The single currency hurt after data showed euro zone manufacturing output growth stalled last month as factories struggled to source raw materials, while demand took a knock from steep price increases.

As a result of the sanctions imposed on Russia after its invasion of Ukraine, it has suffered from concerns about inflation, growth and energy insecurity.

Global growth concerns have also boosted demand for the dollar as China shuts down cities in an attempt to stem the spread of COVID - 19. Authorities in Shanghai reported 58 new cases outside areas under strict lockdown on Monday, while Beijing pressed on with testing millions of people.

In April, China's factory activity contracted at a steeper pace as the lockdowns halted industrial production and disrupted supply chains, raising concerns of a slowdown in the second quarter that will affect global growth.

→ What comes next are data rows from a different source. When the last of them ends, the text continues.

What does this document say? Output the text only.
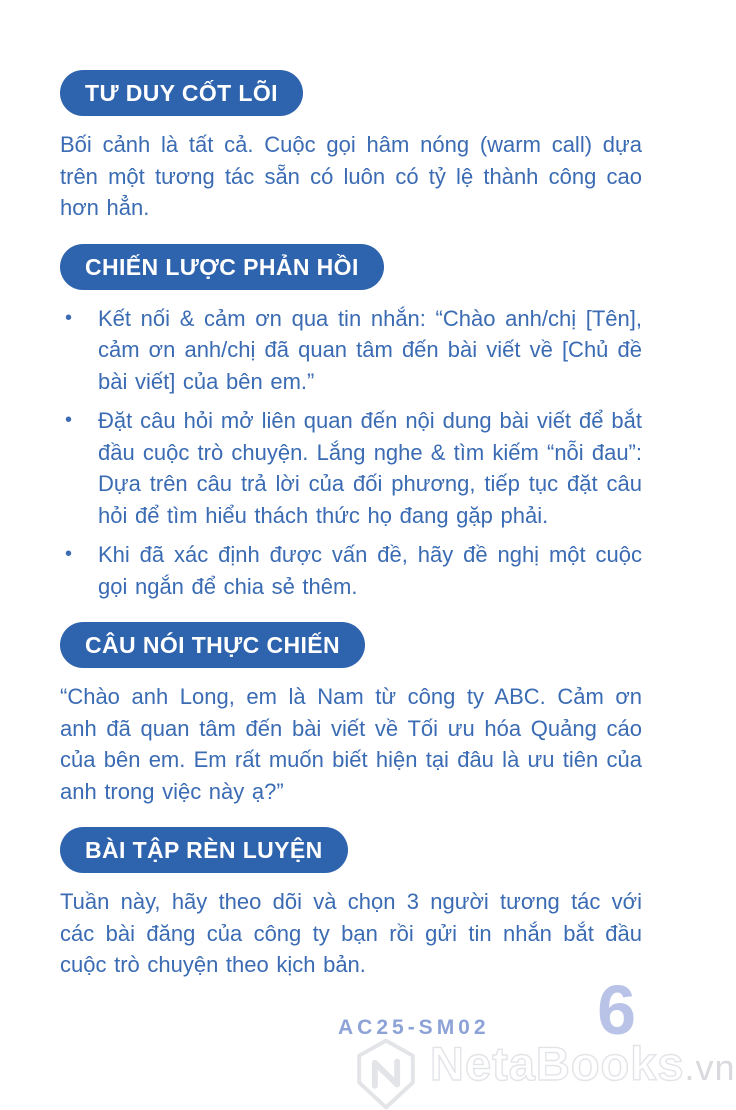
TƯ DUY CỐT LÕI

Bối cảnh là tất cả. Cuộc gọi hâm nóng (warm call) dựa trên một tương tác sẵn có luôn có tỷ lệ thành công cao hơn hẳn.

CHIẾN LƯỢC PHẢN HỒI
• Kết nối & cảm ơn qua tin nhắn: “Chào anh/chị [Tên], cảm ơn anh/chị đã quan tâm đến bài viết về [Chủ đề bài viết] của bên em.”
• Đặt câu hỏi mở liên quan đến nội dung bài viết để bắt đầu cuộc trò chuyện. Lắng nghe & tìm kiếm “nỗi đau”: Dựa trên câu trả lời của đối phương, tiếp tục đặt câu hỏi để tìm hiểu thách thức họ đang gặp phải.
• Khi đã xác định được vấn đề, hãy đề nghị một cuộc gọi ngắn để chia sẻ thêm.
CÂU NÓI THỰC CHIẾN

“Chào anh Long, em là Nam từ công ty ABC. Cảm ơn anh đã quan tâm đến bài viết về Tối ưu hóa Quảng cáo của bên em. Em rất muốn biết hiện tại đâu là ưu tiên của anh trong việc này ạ?”

BÀI TẬP RÈN LUYỆN

Tuần này, hãy theo dõi và chọn 3 người tương tác với các bài đăng của công ty bạn rồi gửi tin nhắn bắt đầu cuộc trò chuyện theo kịch bản.

AC25-SM02 6
NetaBooks.vn
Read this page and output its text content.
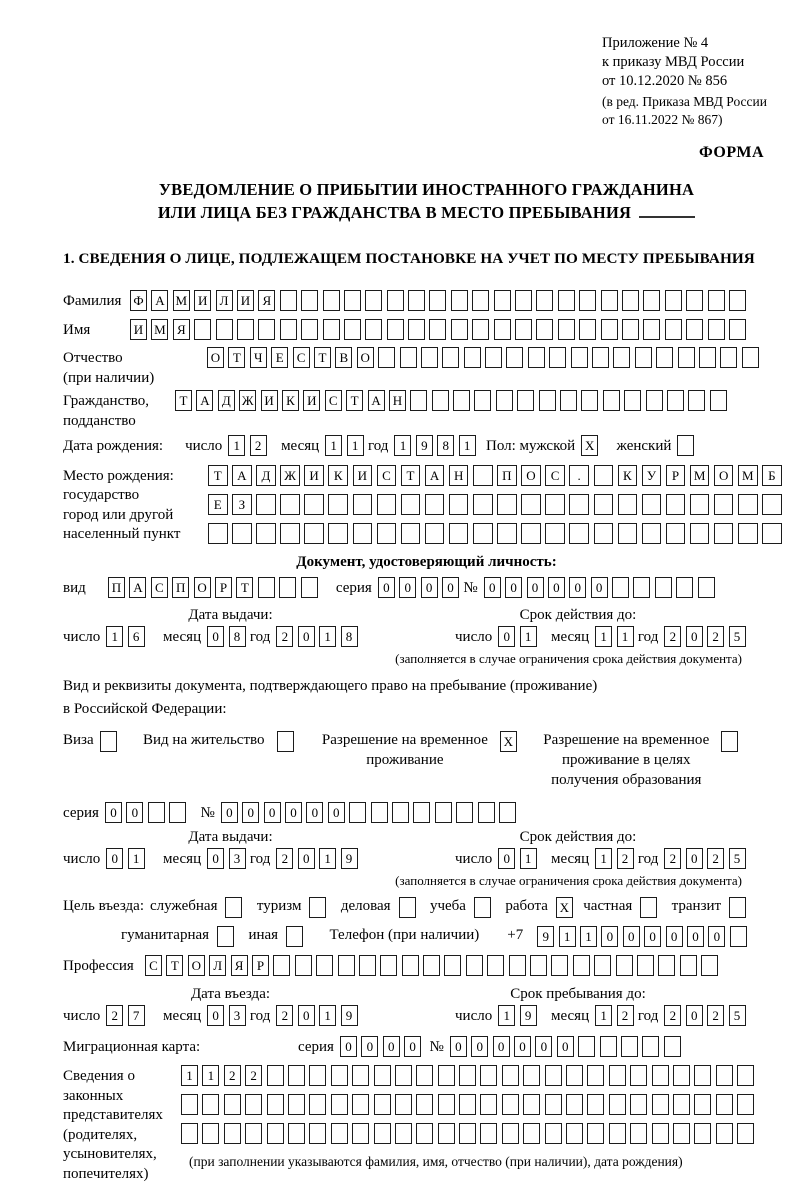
Приложение № 4
к приказу МВД России
от 10.12.2020 № 856
(в ред. Приказа МВД России
от 16.11.2022 № 867)
ФОРМА
УВЕДОМЛЕНИЕ О ПРИБЫТИИ ИНОСТРАННОГО ГРАЖДАНИНА
ИЛИ ЛИЦА БЕЗ ГРАЖДАНСТВА В МЕСТО ПРЕБЫВАНИЯ
1. СВЕДЕНИЯ О ЛИЦЕ, ПОДЛЕЖАЩЕМ ПОСТАНОВКЕ НА УЧЕТ ПО МЕСТУ ПРЕБЫВАНИЯ
Фамилия Ф А М И Л И Я
Имя	И М Я
Отчество
(при наличии)
О Т	Ч	Е	С	Т	В О
Гражданство,
подданство
Т А Д Ж И К И С	Т А Н
Дата рождения: число 1	2	месяц 1	1 год 1	9	8	1	Пол: мужской X женский
Место рождения:
государство
город или другой
населенный пункт
Т	А	Д	Ж	И	К	И	С	Т	А	Н	П	О	С	.	К	У	Р	М	О	М	Б
Е	З
Документ, удостоверяющий личность:
вид	П А С П О	Р	Т	серия 0	0	0	0 № 0	0	0	0	0	0
Дата выдачи:	Срок действия до:
число 1	6	месяц 0	8 год 2	0	1	8	число 0	1	месяц 1	1 год 2	0	2	5
(заполняется в случае ограничения срока действия документа)
Вид и реквизиты документа, подтверждающего право на пребывание (проживание)
в Российской Федерации:
Виза	Вид на жительство	Разрешение на временное
проживание
X Разрешение на временное
проживание в целях
получения образования
серия 0	0	№ 0	0	0	0	0	0
Дата выдачи:	Срок действия до:
число 0	1	месяц 0	3 год 2	0	1	9	число 0	1	месяц 1	2 год 2	0	2	5
(заполняется в случае ограничения срока действия документа)
Цель въезда: служебная	туризм	деловая	учеба	работа X частная	транзит
гуманитарная	иная	Телефон (при наличии) +7	9	1	1	0	0	0	0	0	0
Профессия	С	Т О Л Я	Р
Дата въезда:	Срок пребывания до:
число 2	7	месяц 0	3 год 2	0	1	9	число 1	9	месяц 1	2 год 2	0	2	5
Миграционная карта:	серия 0	0	0	0 № 0	0	0	0	0	0
Сведения о
законных
представителях
(родителях,
усыновителях,
попечителях)
1	1	2	2
(при заполнении указываются фамилия, имя, отчество (при наличии), дата рождения)
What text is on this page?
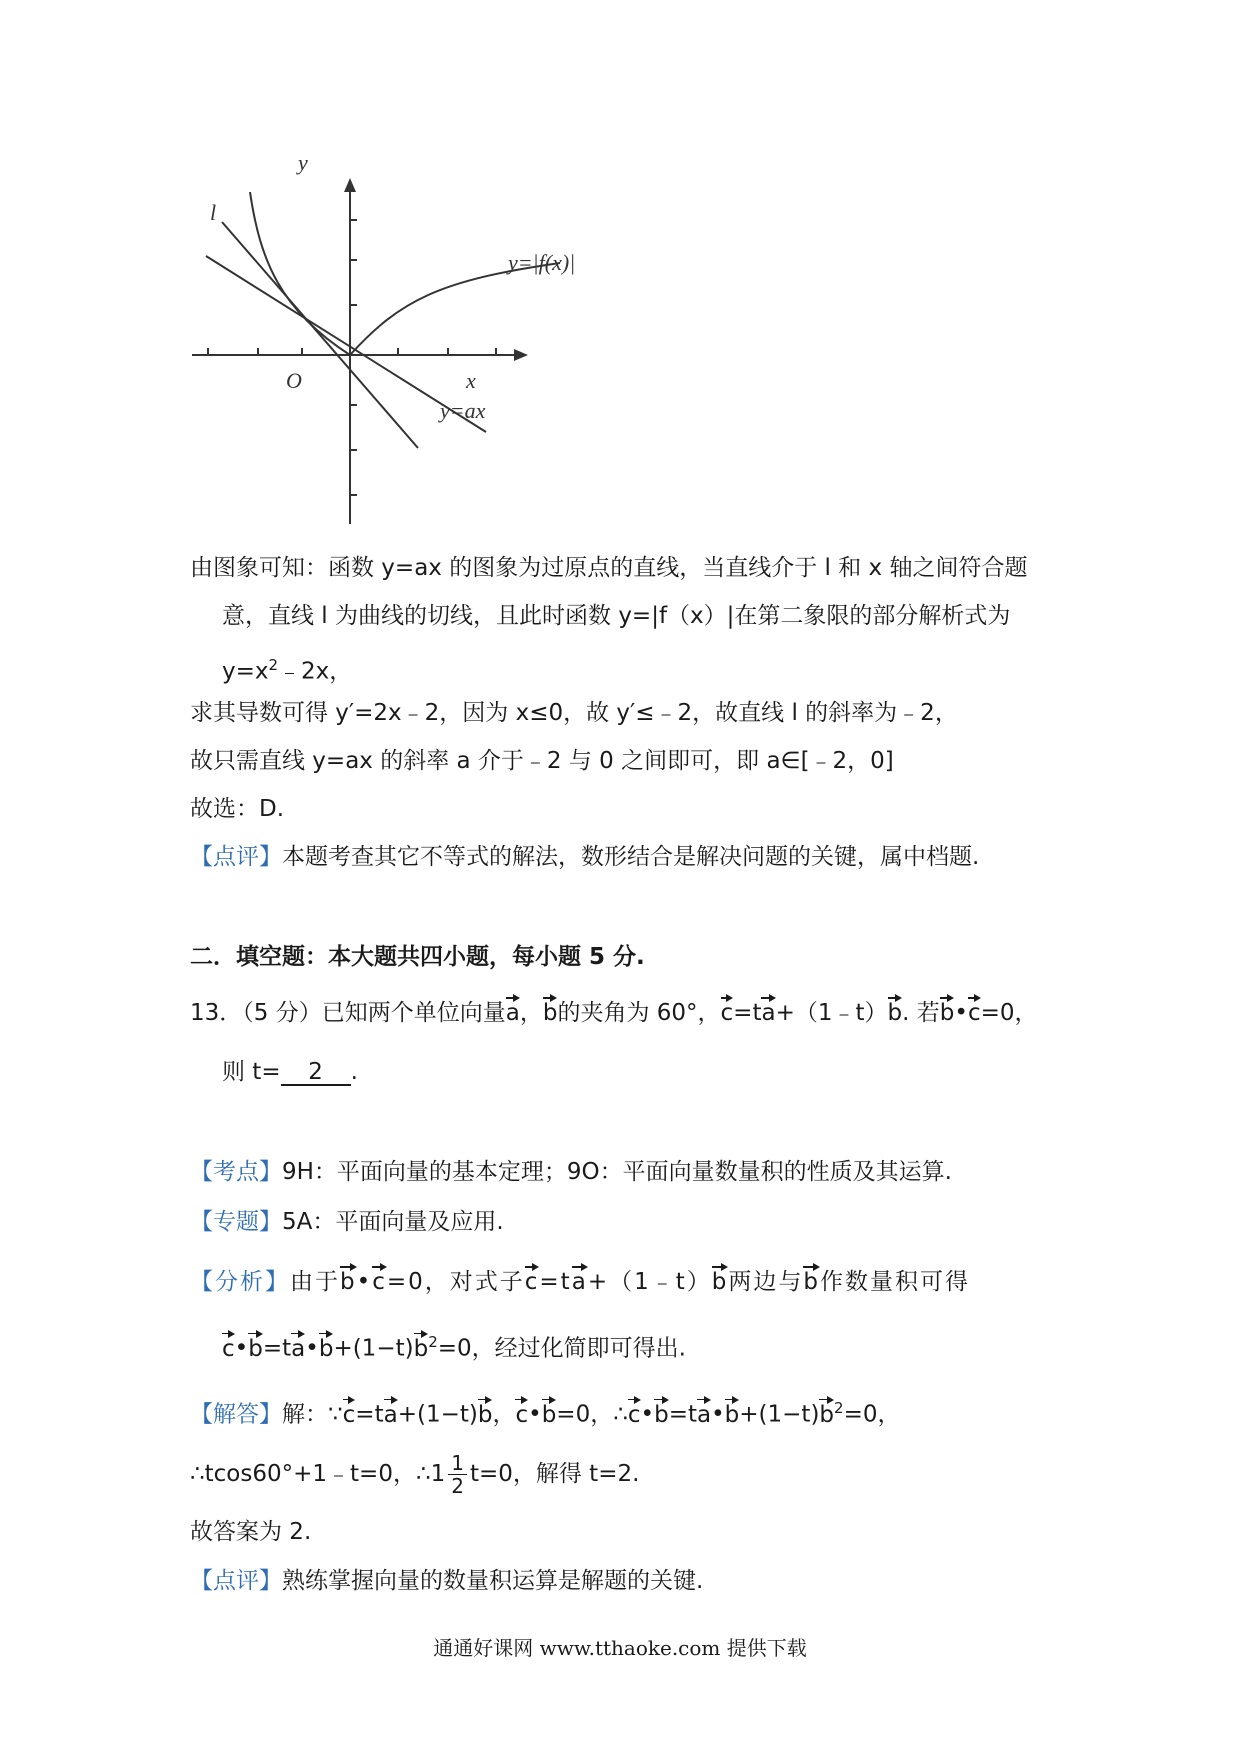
y
x
O
l
y=|f(x)|
y=ax
由图象可知：函数 y=ax 的图象为过原点的直线，当直线介于 l 和 x 轴之间符合题
意，直线 l 为曲线的切线，且此时函数 y=|f（x）|在第二象限的部分解析式为
$y=x^2﹣2x$，
求其导数可得 y′=2x﹣2，因为 x≤0，故 y′≤﹣2，故直线 l 的斜率为﹣2，
故只需直线 y=ax 的斜率 a 介于﹣2 与 0 之间即可，即 a∈[﹣2，0]
故选：D.
【点评】本题考查其它不等式的解法，数形结合是解决问题的关键，属中档题.
二．填空题：本大题共四小题，每小题 5 分.
13．（5 分）已知两个单位向量a，b的夹角为 60°，c=ta+（1﹣t）b. 若b•c=0，
则 t= 2 .
【考点】9H：平面向量的基本定理；9O：平面向量数量积的性质及其运算.
【专题】5A：平面向量及应用.
【分析】由于b•c=0，对式子c=ta+（1﹣t）b两边与b作数量积可得
$c•b=ta•b+(1-t)b^2=0$，经过化简即可得出.
【解答】解：∵c=ta+(1−t)b，c•b=0，$\therefore c•b=ta•b+(1-t)b^2=0$，
∴tcos60°+1﹣t=0，∴1 $\frac{1}{2} t=0$，解得 t=2.
故答案为 2.
【点评】熟练掌握向量的数量积运算是解题的关键.
通通好课网 www.tthaoke.com 提供下载
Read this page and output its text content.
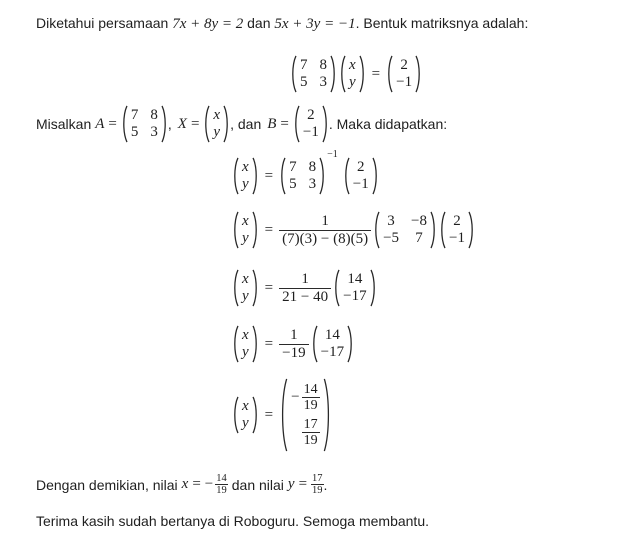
Diketahui persamaan 7x + 8y = 2 dan 5x + 3y = −1. Bentuk matriksnya adalah:

7 8
5 3
x
y
=
2
−1
Misalkan A =
7 8
5 3 , X =
x
y , dan B =
2
−1 . Maka didapatkan:
x
y
=
7 8
5 3
−1
2
−1
x
y
= $\frac{1}{(7)(3) - (8)(5)} 3 -8$
−5 7
2
−1
x
y
= $\frac{1}{21 - 40} 14$
−17
x
y
= $\frac{1}{-19} 14$
−17
x
y
=
− $\frac{14}{19}$
$\frac{17}{19}$
Dengan demikian, nilai x = − $\frac{14}{19}$ dan nilai $y = \frac{17}{19}$ .

Terima kasih sudah bertanya di Roboguru. Semoga membantu.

The dollar was up 0.6% versus the Chinese yuan in offshore markets, reaching 6.6820, just below the 6.6940 level on Friday, which was the highest since Nov. 2020.

The Japanese yen held just above 20 year lows against the dollar on Thursday when the Bank of Japan strengthened its commitment to keep interest rates ultra-low by vowing to buy unlimited bonds daily to defend its yield target.

The Japanese currency was the lowest since April 2002, at 130.14, after reaching 131.24 on Thursday.